Coronavirus in Berlin: Was du jetzt wissen solltest

Hände werden mit Seife über Becken gewaschen, Flüssigseife im Vordergrund
Lieber Händewaschen als in den Club gehen: das Gebot der Stunde.
Die Hauptstadt ist fest im Griff des Virus, das die Lungenkrankheit Covid-19 auslösen kann. Immer mehr Veranstaltungen werden abgesagt, das öffentliche Leben eingeschränkt. Wir geben dir einen Überblick...
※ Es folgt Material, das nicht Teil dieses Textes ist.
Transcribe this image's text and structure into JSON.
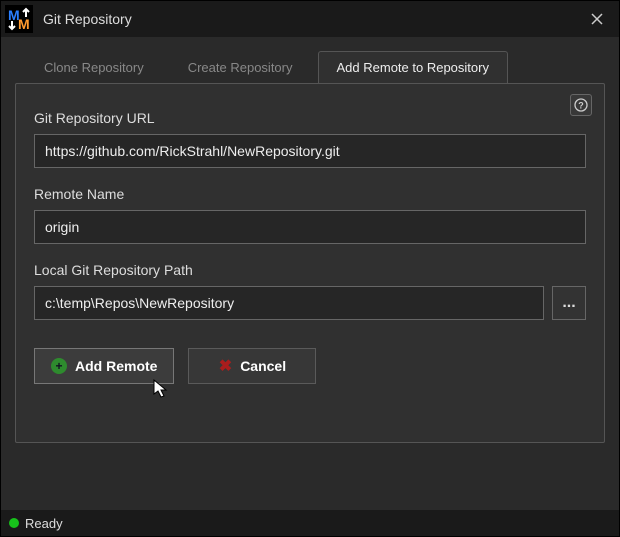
{
  "window": {
    "title": "Git Repository"
  },
  "tabs": {
    "clone": "Clone Repository",
    "create": "Create Repository",
    "addremote": "Add Remote to Repository"
  },
  "form": {
    "url_label": "Git Repository URL",
    "url_value": "https://github.com/RickStrahl/NewRepository.git",
    "remote_label": "Remote Name",
    "remote_value": "origin",
    "path_label": "Local Git Repository Path",
    "path_value": "c:\\temp\\Repos\\NewRepository",
    "browse_label": "...",
    "add_button": "Add Remote",
    "cancel_button": "Cancel"
  },
  "status": {
    "text": "Ready"
  }
}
Das Wichtigste ist die Gesundheit. Die Gesundheit aller. Natürlich fühlen wir auch mit den wirtschaftlich vom Coronavirus Betroffenen, den Betreiber*innen von Theatern, Konzerthallen, Bars und Clubs, den Sportvereinen und allen anderen. Doch das ist zweitrangig, wenn es um das Leben von Menschen geht. Deshalb zunächst die grundlegenden Infos, falls du den Verdacht hast, du könntest mit dem Virus in Kontakt gekommen sein: Der Berliner Senat hat eine Hotline unter (030) 9028 2828 eingerichtet; es kann jedoch zu Wartezeiten kommen. Weitere Informationen bekommst du etwa bei der Senatsverwaltung für Gesundheit oder dem Robert-Koch-Institut. Eine der Stimmen, der in diesen Tagen viele Menschen zuhören, ist die des Virologen Professor Christian Drosten von der Charité. Mit ihm gibt es einen täglichen Podcast beim NDR.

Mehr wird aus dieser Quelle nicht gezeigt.